The FDIC recently came out with an interim final regulation regarding
deposit insurance for revocable trust accounts. The FDIC summarized
the interim rule as follows:
SUMMARY: The FDIC is adopting an interim rule to simplify and modernize its deposit insurance rules for revocable trust accounts. The FDIC's main goal in implementing these revisions is to make the rules easier to understand and apply, without decreasing coverage currently available for revocable trust account owners. The FDIC believes that the interim rule will result in faster deposit insurance determinations after depository institution closings and will help improve public confidence in the banking system. The interim rule eliminates the concept of qualifying beneficiaries. Also, for account owners with revocable trust accounts totaling no more than $500,000, coverage will be determined without regard to the beneficial interest of each beneficiary in the trust.
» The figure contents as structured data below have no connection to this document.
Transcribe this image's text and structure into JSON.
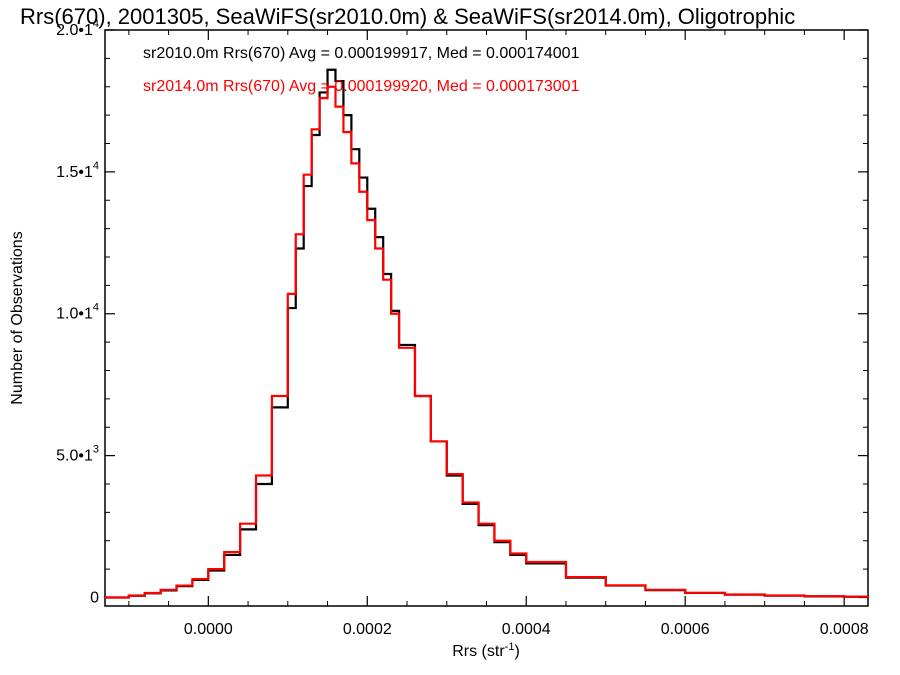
{
  "chart_data": {
    "type": "line",
    "title": "Rrs(670), 2001305, SeaWiFS(sr2010.0m) & SeaWiFS(sr2014.0m), Oligotrophic",
    "xlabel": {
      "base": "Rrs (str",
      "sup": "-1",
      "tail": ")"
    },
    "ylabel": "Number of Observations",
    "xlim": [
      -0.00013,
      0.00083
    ],
    "ylim": [
      -300,
      20000
    ],
    "x_ticks": [
      {
        "value": 0.0,
        "label": "0.0000"
      },
      {
        "value": 0.0002,
        "label": "0.0002"
      },
      {
        "value": 0.0004,
        "label": "0.0004"
      },
      {
        "value": 0.0006,
        "label": "0.0006"
      },
      {
        "value": 0.0008,
        "label": "0.0008"
      }
    ],
    "y_ticks": [
      {
        "value": 0,
        "mantissa": "0",
        "exp": ""
      },
      {
        "value": 5000,
        "mantissa": "5.0•1",
        "exp": "3"
      },
      {
        "value": 10000,
        "mantissa": "1.0•1",
        "exp": "4"
      },
      {
        "value": 15000,
        "mantissa": "1.5•1",
        "exp": "4"
      },
      {
        "value": 20000,
        "mantissa": "2.0•1",
        "exp": "4"
      }
    ],
    "series": [
      {
        "name": "sr2010.0m",
        "color": "#000000",
        "legend_text": "sr2010.0m Rrs(670) Avg = 0.000199917, Med = 0.000174001",
        "x": [
          -0.00013,
          -0.0001,
          -8e-05,
          -6e-05,
          -4e-05,
          -2e-05,
          0.0,
          2e-05,
          4e-05,
          6e-05,
          8e-05,
          0.0001,
          0.00011,
          0.00012,
          0.00013,
          0.00014,
          0.00015,
          0.00016,
          0.00017,
          0.00018,
          0.00019,
          0.0002,
          0.00021,
          0.00022,
          0.00023,
          0.00024,
          0.00026,
          0.00028,
          0.0003,
          0.00032,
          0.00034,
          0.00036,
          0.00038,
          0.0004,
          0.00045,
          0.0005,
          0.00055,
          0.0006,
          0.00065,
          0.0007,
          0.00075,
          0.0008,
          0.00083
        ],
        "y": [
          0,
          60,
          150,
          250,
          400,
          620,
          950,
          1500,
          2400,
          4000,
          6700,
          10200,
          12300,
          14500,
          16300,
          17800,
          18600,
          18200,
          17000,
          15800,
          14800,
          13700,
          12700,
          11400,
          10100,
          8900,
          7100,
          5500,
          4300,
          3300,
          2550,
          1950,
          1500,
          1200,
          700,
          420,
          260,
          160,
          100,
          65,
          40,
          25,
          15
        ]
      },
      {
        "name": "sr2014.0m",
        "color": "#ff0000",
        "legend_text": "sr2014.0m Rrs(670) Avg = 0.000199920, Med = 0.000173001",
        "x": [
          -0.00013,
          -0.0001,
          -8e-05,
          -6e-05,
          -4e-05,
          -2e-05,
          0.0,
          2e-05,
          4e-05,
          6e-05,
          8e-05,
          0.0001,
          0.00011,
          0.00012,
          0.00013,
          0.00014,
          0.00015,
          0.00016,
          0.00017,
          0.00018,
          0.00019,
          0.0002,
          0.00021,
          0.00022,
          0.00023,
          0.00024,
          0.00026,
          0.00028,
          0.0003,
          0.00032,
          0.00034,
          0.00036,
          0.00038,
          0.0004,
          0.00045,
          0.0005,
          0.00055,
          0.0006,
          0.00065,
          0.0007,
          0.00075,
          0.0008,
          0.00083
        ],
        "y": [
          0,
          70,
          160,
          270,
          420,
          650,
          1000,
          1600,
          2600,
          4300,
          7100,
          10700,
          12800,
          14900,
          16500,
          17600,
          18000,
          17300,
          16400,
          15300,
          14300,
          13300,
          12300,
          11200,
          10000,
          8800,
          7100,
          5500,
          4350,
          3350,
          2600,
          2000,
          1550,
          1250,
          720,
          430,
          270,
          165,
          105,
          70,
          45,
          28,
          15
        ]
      }
    ],
    "grid": false,
    "legend_placement": "top-left"
  }
}
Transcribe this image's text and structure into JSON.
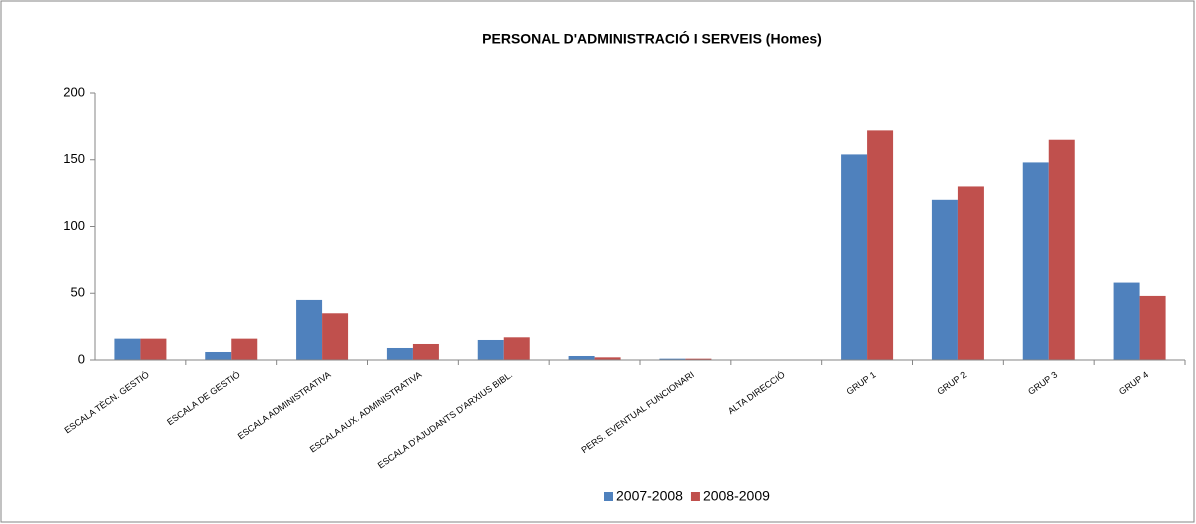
{
  "chart_data": {
    "type": "bar",
    "title": "PERSONAL D'ADMINISTRACIÓ  I SERVEIS (Homes)",
    "categories": [
      "ESCALA TÈCN. GESTIÓ",
      "ESCALA DE GESTIÓ",
      "ESCALA ADMINISTRATIVA",
      "ESCALA AUX. ADMINISTRATIVA",
      "ESCALA D'AJUDANTS D'ARXIUS BIBL.",
      null,
      "PERS. EVENTUAL FUNCIONARI",
      "ALTA DIRECCIÓ",
      "GRUP 1",
      "GRUP 2",
      "GRUP 3",
      "GRUP 4"
    ],
    "series": [
      {
        "name": "2007-2008",
        "color": "#4f81bd",
        "values": [
          16,
          6,
          45,
          9,
          15,
          3,
          1,
          0,
          154,
          120,
          148,
          58
        ]
      },
      {
        "name": "2008-2009",
        "color": "#c0504d",
        "values": [
          16,
          16,
          35,
          12,
          17,
          2,
          1,
          0,
          172,
          130,
          165,
          48
        ]
      }
    ],
    "ylim": [
      0,
      200
    ],
    "yticks": [
      0,
      50,
      100,
      150,
      200
    ],
    "grid": false,
    "legend": "bottom"
  }
}
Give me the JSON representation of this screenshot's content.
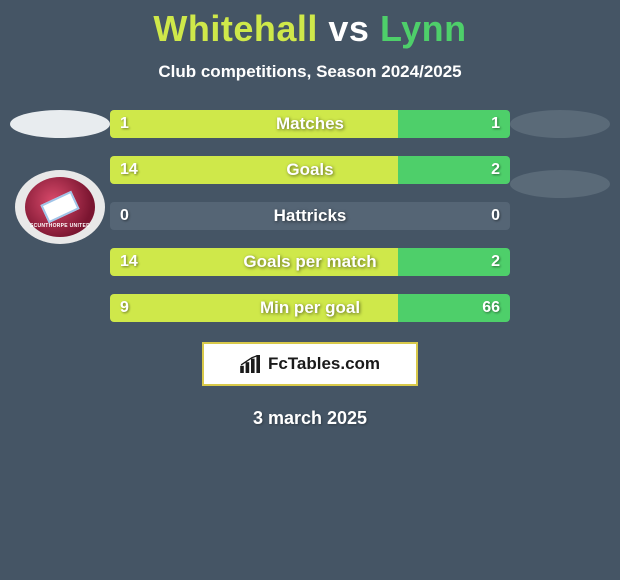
{
  "header": {
    "title_left": "Whitehall",
    "title_vs": "vs",
    "title_right": "Lynn",
    "subtitle": "Club competitions, Season 2024/2025"
  },
  "colors": {
    "title_left": "#cfe84a",
    "title_vs": "#ffffff",
    "title_right": "#4ecf6a",
    "bar_left": "#cfe84a",
    "bar_right": "#4ecf6a",
    "bar_neutral": "#556575",
    "left_ellipse": "#e8ecef",
    "right_ellipse1": "#5a6a78",
    "right_ellipse2": "#5a6a78"
  },
  "stats": [
    {
      "label": "Matches",
      "left_val": "1",
      "right_val": "1",
      "left_pct": 72,
      "right_pct": 28
    },
    {
      "label": "Goals",
      "left_val": "14",
      "right_val": "2",
      "left_pct": 72,
      "right_pct": 28
    },
    {
      "label": "Hattricks",
      "left_val": "0",
      "right_val": "0",
      "left_pct": 72,
      "right_pct": 28,
      "neutral": true
    },
    {
      "label": "Goals per match",
      "left_val": "14",
      "right_val": "2",
      "left_pct": 72,
      "right_pct": 28
    },
    {
      "label": "Min per goal",
      "left_val": "9",
      "right_val": "66",
      "left_pct": 72,
      "right_pct": 28
    }
  ],
  "brand": {
    "icon_name": "bar-chart-icon",
    "text": "FcTables.com"
  },
  "footer": {
    "date": "3 march 2025"
  },
  "logos": {
    "left_crest_label": "SCUNTHORPE UNITED"
  }
}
Federal Register: September 30, 2008 (Volume 73, Number 190).
Attorney Neil Hendershot at the PA Elder, Estate & Fiduciary Law Blog provided a great post on the interim rule titled, FDIC's Interim Rule for Living Trust Deposits. Instead of reinventing the wheel I'm happy to defer to Attorney Hendershot on this topic. As you will see from Attorney Hendershot's post, this is not the first time that FDIC has attempted to clarify deposit insurance in regards to revocable trusts.
One item of note given the recent passage of the $700 billion dollar bailout plan is that the $100,000 per depositor limit was temporarily raised to $250,000 through December 31, 2009. Since the interim rule came out a week prior to the temporary increase it does not expressly state whether it is applicable to revocable trust. It is logical that the temporary $250,000 per depositor increase also applies to each beneficiary of a revocable trust. I will continue to research that aspect and report back any findings.